Beyond that, no one on this council, except John Hedding, has ever

run a business or had to make a payroll. Yet, they have no problem making it hard for those hardworking people who have. This has been a very expensive learning experience for all the people who worked so hard to get them elected. They were corrupt from the get go.

mb business owner

it is encouraging to see a group of people, such as the nutmeg group who are getting sold a bill of goods on the new wwtp site, getting involved. hopefully someone that is just “fed up enough” will run for office – time to change the tide!


Another public servant just livin’ the dream…


You mean a horse trader that LOL in the mic chuckling all the way to the bank, as he pads his pockets on his investment around town, yep he’s living his dream.

Old Salt

Airbnb, Inc

(Air bed & bath)

Neighbors in the vicinity of those vacation rentals will have to accept the fact that people from anywhere in the world will be in their neighborhoods on a daily, weekly, or monthly basis.

Earning big money is the name of the game.

Jorge Estrada

Sounds like he is only doing like many in Morro Bay. How can you not talk about wood if your a termite on a lumber pile? Even a termite has to eat to feed their enzymes.

Kaiser Bill

Total Dope Jamie Irons and Trust Fund Baby Noah Smukler have to go! Sad!

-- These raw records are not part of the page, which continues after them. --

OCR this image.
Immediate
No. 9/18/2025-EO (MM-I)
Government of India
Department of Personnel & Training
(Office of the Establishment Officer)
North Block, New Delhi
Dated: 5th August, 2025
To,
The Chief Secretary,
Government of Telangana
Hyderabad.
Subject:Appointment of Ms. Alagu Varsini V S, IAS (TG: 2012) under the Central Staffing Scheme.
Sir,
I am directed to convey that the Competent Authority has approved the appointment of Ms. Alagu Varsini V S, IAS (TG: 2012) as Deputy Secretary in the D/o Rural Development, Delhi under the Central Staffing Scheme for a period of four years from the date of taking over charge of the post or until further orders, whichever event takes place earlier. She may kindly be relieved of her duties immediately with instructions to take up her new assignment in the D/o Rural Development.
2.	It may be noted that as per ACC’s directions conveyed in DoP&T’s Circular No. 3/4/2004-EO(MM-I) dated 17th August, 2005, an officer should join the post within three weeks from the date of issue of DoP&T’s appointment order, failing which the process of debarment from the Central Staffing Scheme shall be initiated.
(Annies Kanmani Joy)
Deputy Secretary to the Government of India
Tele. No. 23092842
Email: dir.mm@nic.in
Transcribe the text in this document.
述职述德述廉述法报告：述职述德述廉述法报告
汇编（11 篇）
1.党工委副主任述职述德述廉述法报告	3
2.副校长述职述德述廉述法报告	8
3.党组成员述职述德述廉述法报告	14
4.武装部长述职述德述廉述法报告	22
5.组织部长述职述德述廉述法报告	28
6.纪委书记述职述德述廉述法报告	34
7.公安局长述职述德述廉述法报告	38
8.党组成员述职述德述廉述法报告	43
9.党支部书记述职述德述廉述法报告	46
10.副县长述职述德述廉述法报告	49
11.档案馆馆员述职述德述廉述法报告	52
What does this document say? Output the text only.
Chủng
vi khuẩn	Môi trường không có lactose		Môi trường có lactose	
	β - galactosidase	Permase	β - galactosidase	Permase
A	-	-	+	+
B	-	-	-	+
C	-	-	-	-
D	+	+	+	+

This mayor and city council are the worst the City has ever seen in the history of Morro Bay. Although, I agree with the mayor’s comments about vacation rentals, the way he went about the process was totally out of line. Why doesn’t this surprise me? Because everything they’ve done, from the hiring of the City Manager and the Assistant City Manager to the mismanagement of the current wastewater treatment plant hasn’t been done correctly. Also, whose house had the streets paved in front of first? Mayor Irons. The citizens of Morro Bay have been had! The funny thing is that, finally, the people who voted for such incompetence are waking up. Better late than never.




verbNorth American

verb: recuse; 3rd person present: recuses; past tense: recused; past participle: recused; gerund or present participle: recusing

challenge (a judge, prosecutor, or juror) as unqualified to perform legal duties because of a possible conflict of interest or lack of impartiality.

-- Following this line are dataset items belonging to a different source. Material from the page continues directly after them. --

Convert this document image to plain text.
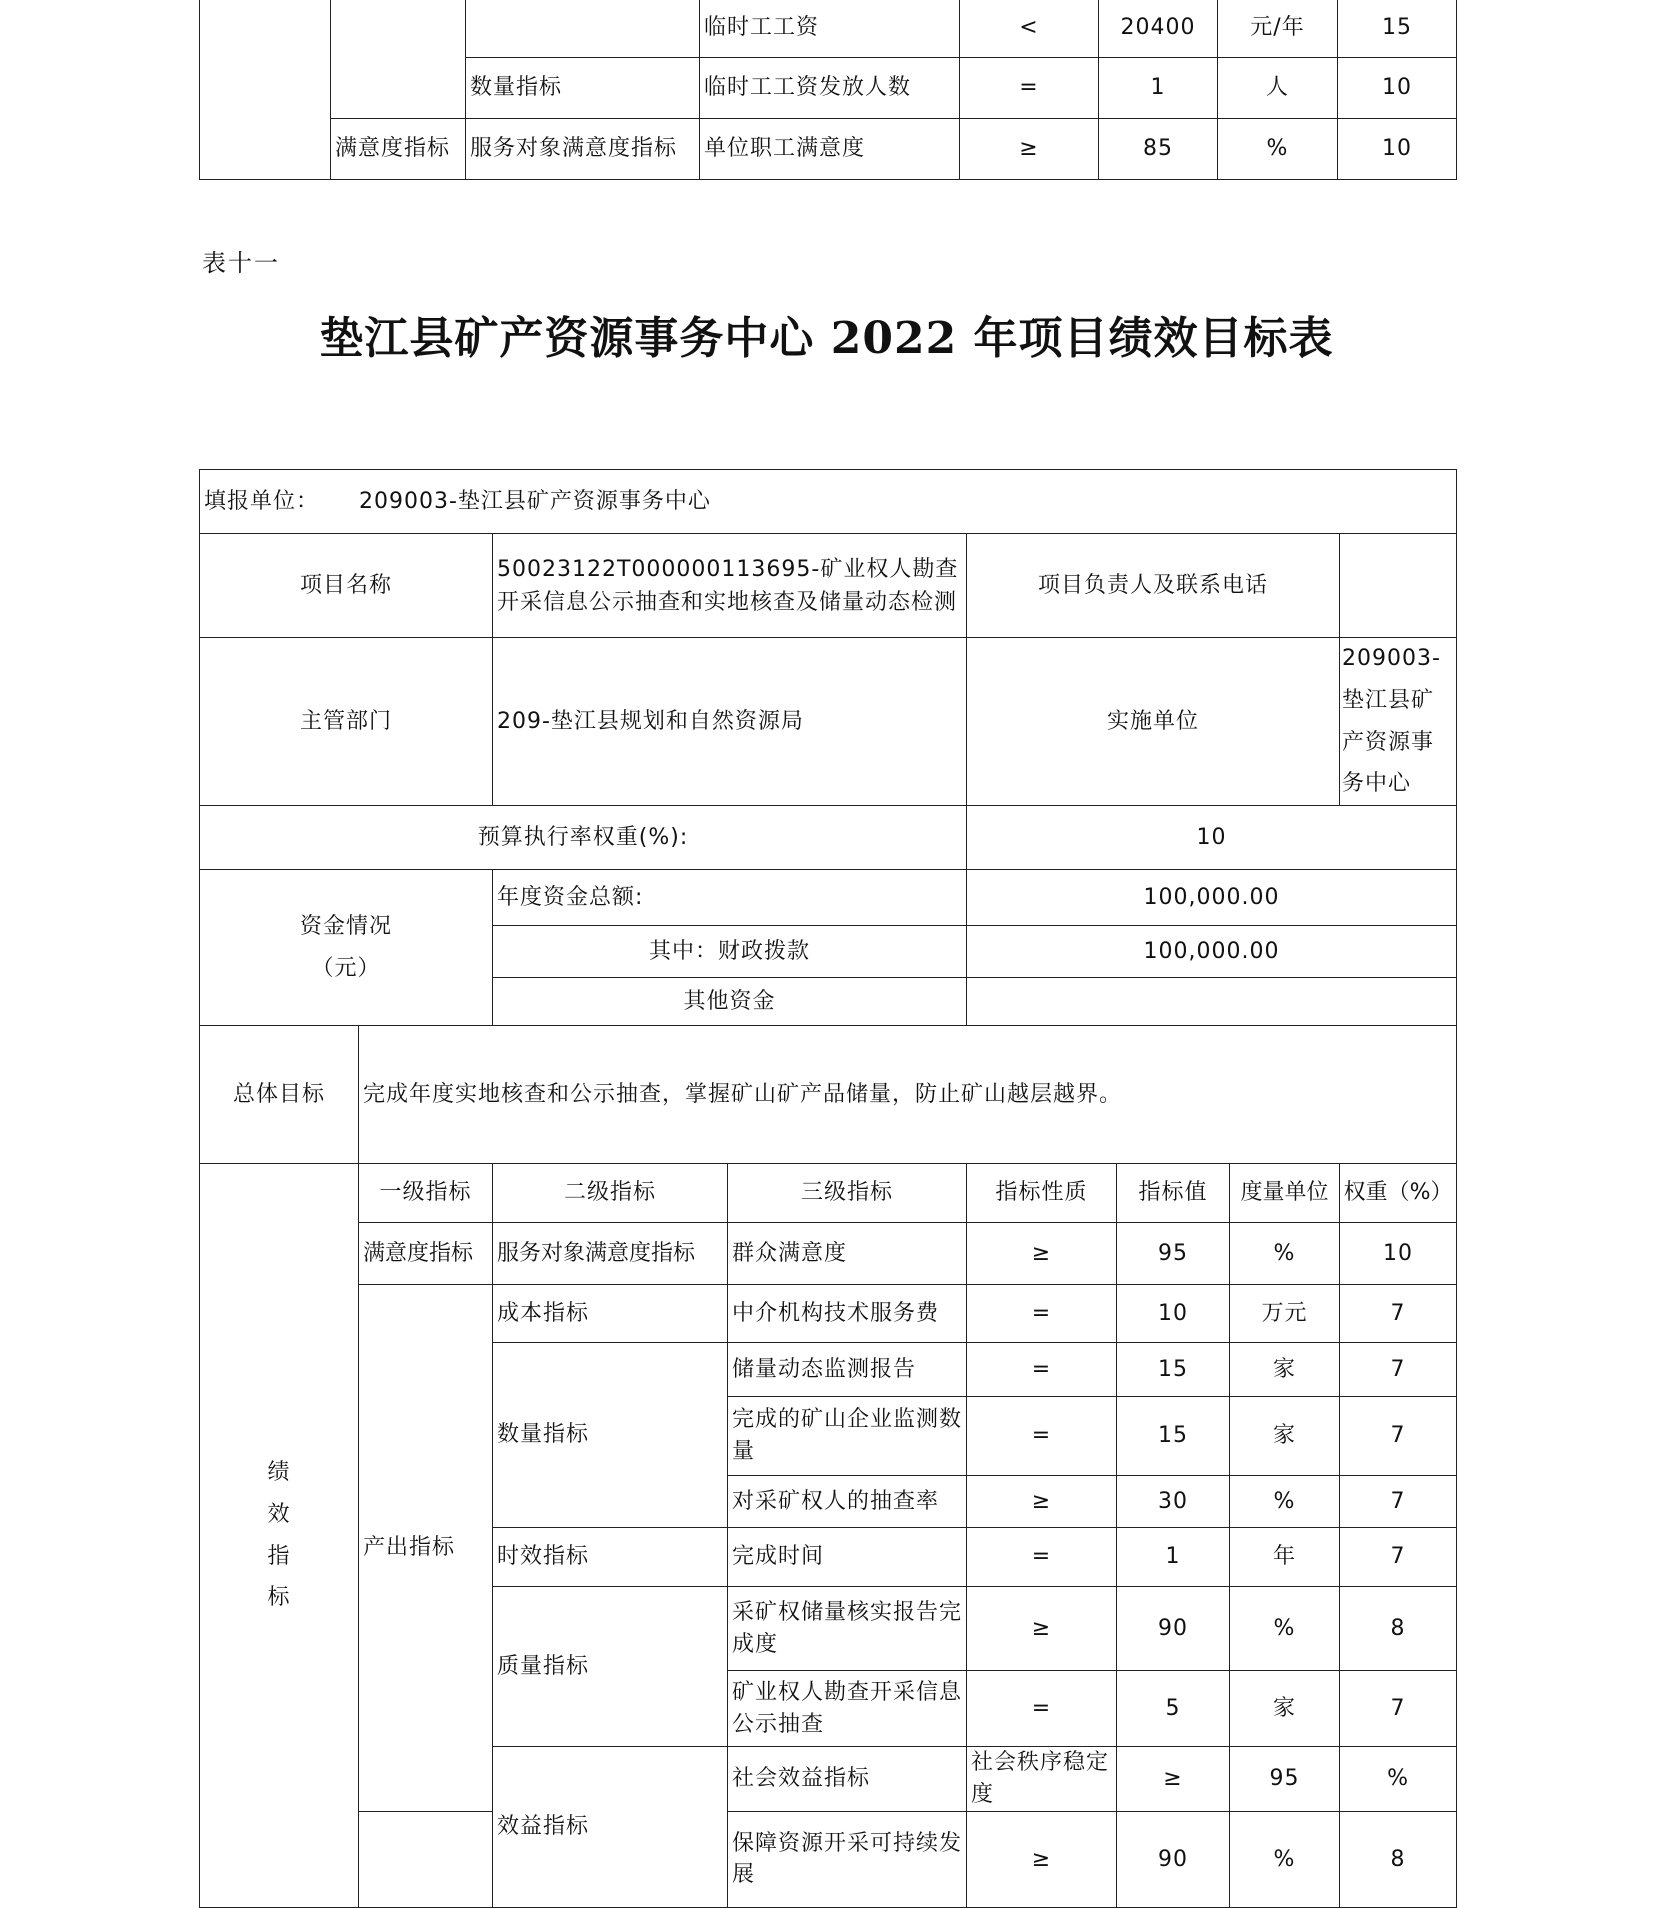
			临时工工资	<	20400	元/年	15
		数量指标	临时工工资发放人数	=	1	人	10
	满意度指标	服务对象满意度指标	单位职工满意度	≥	85	%	10
表十一
垫江县矿产资源事务中心 2022 年项目绩效目标表
填报单位： 209003-垫江县矿产资源事务中心								
项目名称		50023122T000000113695-矿业权人勘查开采信息公示抽查和实地核查及储量动态检测		项目负责人及联系电话				
主管部门		209-垫江县规划和自然资源局		实施单位			209003-垫江县矿产资源事务中心	
预算执行率权重(%):				10				
资金情况
（元）		年度资金总额:		100,000.00				
		其中：财政拨款		100,000.00				
		其他资金						
总体目标	完成年度实地核查和公示抽查，掌握矿山矿产品储量，防止矿山越层越界。							

绩
效
指
标	一级指标	二级指标	三级指标	指标性质	指标值	度量单位	权重（%）	
	满意度指标	服务对象满意度指标	群众满意度	≥	95	%	10	
	产出指标	成本指标	中介机构技术服务费	=	10	万元	7	
		数量指标	储量动态监测报告	=	15	家	7	
			完成的矿山企业监测数量	=	15	家	7	
			对采矿权人的抽查率	≥	30	%	7	
		时效指标	完成时间	=	1	年	7	
		质量指标	采矿权储量核实报告完成度	≥	90	%	8	
			矿业权人勘查开采信息公示抽查	=	5	家	7	
		效益指标	社会效益指标	社会秩序稳定度	≥	95	%	
			保障资源开采可持续发展	≥	90	%	8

“a motion to recuse the prosecutor”

(of a judge) excuse oneself from a case because of a possible conflict of interest or lack of impartiality.

“the Justice Department demanded that he recuse himself from the case.”

The Mayor should resign. He clearly is guilty of dereliction of duty by lobbying the council after recusing himself. He is a fraud.


What else is new?


Can we please change the term “Public Service” to “Self Service” once and for all?